Growing up as a sports fan in the 90’s, there were 3 things you could always rely on…Man Utd winning the Premier League, the England football team winning nothing and Australia winning the Ashes. So in 2005, when Michael Vaughan led England to a first Ashes win since 1987, it gave us early millennials a reason to believe in English cricket.
After an up and down few years, I was feeling optimistic about the chances of a third Ashes win down under in my lifetime. The reason for my optimism was because of one man, Ben Stokes.
Like most of the England cricket team Stokes was born abroad, in New Zealand, and has the ability to bat, bowl and field as well as any batter, bowler or fielder in the game. England have a history of fiery all-rounders, from splif-smoking rebel Ian Botham to Pedalo-abusing talisman Andrew Flintoff. But Stokes is considered even more talented than those that came before him.
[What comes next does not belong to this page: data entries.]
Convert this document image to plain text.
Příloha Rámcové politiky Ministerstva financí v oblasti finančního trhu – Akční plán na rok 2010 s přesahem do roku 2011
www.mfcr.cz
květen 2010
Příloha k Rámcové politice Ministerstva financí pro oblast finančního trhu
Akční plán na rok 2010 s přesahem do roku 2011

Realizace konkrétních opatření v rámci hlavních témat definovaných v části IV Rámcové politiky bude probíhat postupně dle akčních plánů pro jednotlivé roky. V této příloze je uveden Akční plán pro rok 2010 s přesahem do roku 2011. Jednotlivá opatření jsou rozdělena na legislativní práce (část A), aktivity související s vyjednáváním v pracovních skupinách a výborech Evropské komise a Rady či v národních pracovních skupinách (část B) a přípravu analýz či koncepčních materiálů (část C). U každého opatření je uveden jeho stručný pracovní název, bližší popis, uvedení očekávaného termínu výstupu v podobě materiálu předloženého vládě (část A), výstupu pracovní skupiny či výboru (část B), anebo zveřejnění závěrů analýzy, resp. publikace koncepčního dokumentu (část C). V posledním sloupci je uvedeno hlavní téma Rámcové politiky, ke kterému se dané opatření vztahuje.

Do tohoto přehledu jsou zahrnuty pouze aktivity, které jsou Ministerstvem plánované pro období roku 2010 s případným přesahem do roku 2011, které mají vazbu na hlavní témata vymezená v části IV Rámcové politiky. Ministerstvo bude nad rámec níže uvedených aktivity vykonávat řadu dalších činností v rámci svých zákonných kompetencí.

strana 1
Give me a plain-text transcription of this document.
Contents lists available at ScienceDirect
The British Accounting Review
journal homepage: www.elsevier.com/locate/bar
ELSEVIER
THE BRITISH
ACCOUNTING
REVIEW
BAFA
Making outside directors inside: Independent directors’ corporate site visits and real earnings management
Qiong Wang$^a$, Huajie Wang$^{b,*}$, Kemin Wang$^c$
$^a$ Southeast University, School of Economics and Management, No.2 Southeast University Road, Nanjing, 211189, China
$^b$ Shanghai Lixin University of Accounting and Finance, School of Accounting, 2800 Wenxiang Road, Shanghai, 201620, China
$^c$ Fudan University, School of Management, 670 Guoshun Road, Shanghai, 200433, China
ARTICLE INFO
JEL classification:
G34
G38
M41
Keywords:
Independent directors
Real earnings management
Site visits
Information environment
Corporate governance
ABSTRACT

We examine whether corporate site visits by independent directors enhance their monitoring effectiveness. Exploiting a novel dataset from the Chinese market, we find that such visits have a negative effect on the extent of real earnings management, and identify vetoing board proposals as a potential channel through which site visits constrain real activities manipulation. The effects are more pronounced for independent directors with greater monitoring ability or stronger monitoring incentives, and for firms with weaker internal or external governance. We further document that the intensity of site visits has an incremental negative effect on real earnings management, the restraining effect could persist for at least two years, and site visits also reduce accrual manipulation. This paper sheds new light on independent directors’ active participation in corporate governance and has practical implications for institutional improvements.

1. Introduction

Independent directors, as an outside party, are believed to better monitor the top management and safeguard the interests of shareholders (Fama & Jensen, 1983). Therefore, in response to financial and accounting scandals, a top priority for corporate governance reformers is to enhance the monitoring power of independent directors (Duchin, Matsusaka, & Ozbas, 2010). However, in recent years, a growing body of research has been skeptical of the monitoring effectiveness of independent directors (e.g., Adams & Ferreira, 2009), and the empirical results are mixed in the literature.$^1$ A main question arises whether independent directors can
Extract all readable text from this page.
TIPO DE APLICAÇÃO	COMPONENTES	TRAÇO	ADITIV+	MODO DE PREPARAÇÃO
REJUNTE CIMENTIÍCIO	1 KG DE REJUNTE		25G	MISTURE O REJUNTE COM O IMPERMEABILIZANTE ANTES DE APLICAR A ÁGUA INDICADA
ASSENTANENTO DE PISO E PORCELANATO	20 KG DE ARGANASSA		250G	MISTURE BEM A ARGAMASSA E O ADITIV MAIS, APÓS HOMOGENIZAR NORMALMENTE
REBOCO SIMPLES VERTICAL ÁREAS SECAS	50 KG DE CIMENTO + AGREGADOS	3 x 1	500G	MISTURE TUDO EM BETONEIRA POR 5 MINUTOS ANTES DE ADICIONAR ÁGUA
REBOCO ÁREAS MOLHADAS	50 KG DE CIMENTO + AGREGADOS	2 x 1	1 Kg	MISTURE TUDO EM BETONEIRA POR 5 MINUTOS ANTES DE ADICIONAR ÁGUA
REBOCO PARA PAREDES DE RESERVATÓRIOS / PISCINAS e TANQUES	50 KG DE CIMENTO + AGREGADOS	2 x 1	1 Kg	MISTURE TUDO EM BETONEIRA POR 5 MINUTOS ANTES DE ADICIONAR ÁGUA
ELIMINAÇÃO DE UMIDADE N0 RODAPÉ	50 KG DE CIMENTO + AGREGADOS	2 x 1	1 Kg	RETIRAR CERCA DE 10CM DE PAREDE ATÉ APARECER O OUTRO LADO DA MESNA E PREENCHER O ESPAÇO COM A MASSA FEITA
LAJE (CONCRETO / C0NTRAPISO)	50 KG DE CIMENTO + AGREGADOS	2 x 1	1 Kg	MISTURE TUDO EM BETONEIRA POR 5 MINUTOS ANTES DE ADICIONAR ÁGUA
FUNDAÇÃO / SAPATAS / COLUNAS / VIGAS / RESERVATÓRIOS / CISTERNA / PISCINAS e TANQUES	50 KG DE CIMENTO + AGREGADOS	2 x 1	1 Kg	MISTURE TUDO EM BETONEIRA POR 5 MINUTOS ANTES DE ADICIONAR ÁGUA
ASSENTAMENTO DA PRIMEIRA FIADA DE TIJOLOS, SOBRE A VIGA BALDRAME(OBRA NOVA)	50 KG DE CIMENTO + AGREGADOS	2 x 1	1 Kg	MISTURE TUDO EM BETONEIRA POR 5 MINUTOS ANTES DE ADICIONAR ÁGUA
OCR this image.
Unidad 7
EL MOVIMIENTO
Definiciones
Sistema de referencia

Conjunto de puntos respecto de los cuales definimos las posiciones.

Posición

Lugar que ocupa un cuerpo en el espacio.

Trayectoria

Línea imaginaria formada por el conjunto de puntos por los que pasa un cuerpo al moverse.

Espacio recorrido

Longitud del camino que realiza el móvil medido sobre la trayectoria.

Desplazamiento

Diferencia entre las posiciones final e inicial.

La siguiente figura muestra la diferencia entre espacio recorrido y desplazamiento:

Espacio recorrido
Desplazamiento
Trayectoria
He has the highest score by a number 6 in test matches, the most runs scored in a morning of a test match, has taken nearly 100 wickets in tests, is the highest paid player in the history of the Indian Premier League (IPL) and was named player of the tournament in the 2017 IPL. I could go on, however on early Monday morning in Bristol, my optimism died.
I’m a massive Stokes fan and growing up in Newcastle, I am used to seeing sporadic acts of violence in the Bigg Market, but even I am finding it hard to defend what he did on that Bristol street.
He has a history of punching stuff. In 2014, on the eve of the World Cup in Bangladesh, after being given out for a first ball duck, he marched back into the pavilion and chinned his own locker. But the locker would have the last laugh, leaving Stokes with a broken hand and out of the World Cup.
Maybe Stokes had been living for too long up here, in the North East, where punching horses isn’t considered the norm but it happens. In 2016 the lockers were quaking in their boots after Carlos Brathwaite slogged 4 sixes off a Stokes over, losing England the World T20 final. However, a more mature Stokes took it in his stride and carried on improving. I thought then, his punching days were over.
Stokes isn’t the first Cricketer to land in hot water. Aussie slogger, David Warner smacked future England captain, Joe Root, in the face back in 2013. If you think Root looks young now, it was suggested that Warner be convicted of child abuse back then.
Even the great Ricky Ponting was involved in a Sydney barroom brawl back in 1999. Both players pulled through their scandals, Ponting considered one of the greatest batsman ever and Warner now a tee-total opening batsman.
I thought Stokesy might just pull through his own drama but then a second video emerged of him mocking Katie Price’s disabled son, Harvey. The last thing you want when you’re living through your own self-made scandal is to start making fun of people who have disabilities. What’s next? A video of him dissing Mary Berry for being old? An admission that he was the one supplying Ant with all those prescription drugs?
Even after all this, I would still love to see Stokes play in the Ashes, if only to see what inventive way the Aussie crowd think up to heckle him on the boundary.
It doesn’t look good, especially with Andrew Strauss making the final decision. Strauss doesn’t like mercurial, hot heads from foreign countries, going so far as to call South Africa’s English legend Kevin Pieterson a c**t on live TV. Lets hope he, and the nation, can forgive this particular c**t and thus avoid another humiliating 5-0 whitewash down under.
I’ll leave you with one question, why couldn’t this have happened to Gary Ballance?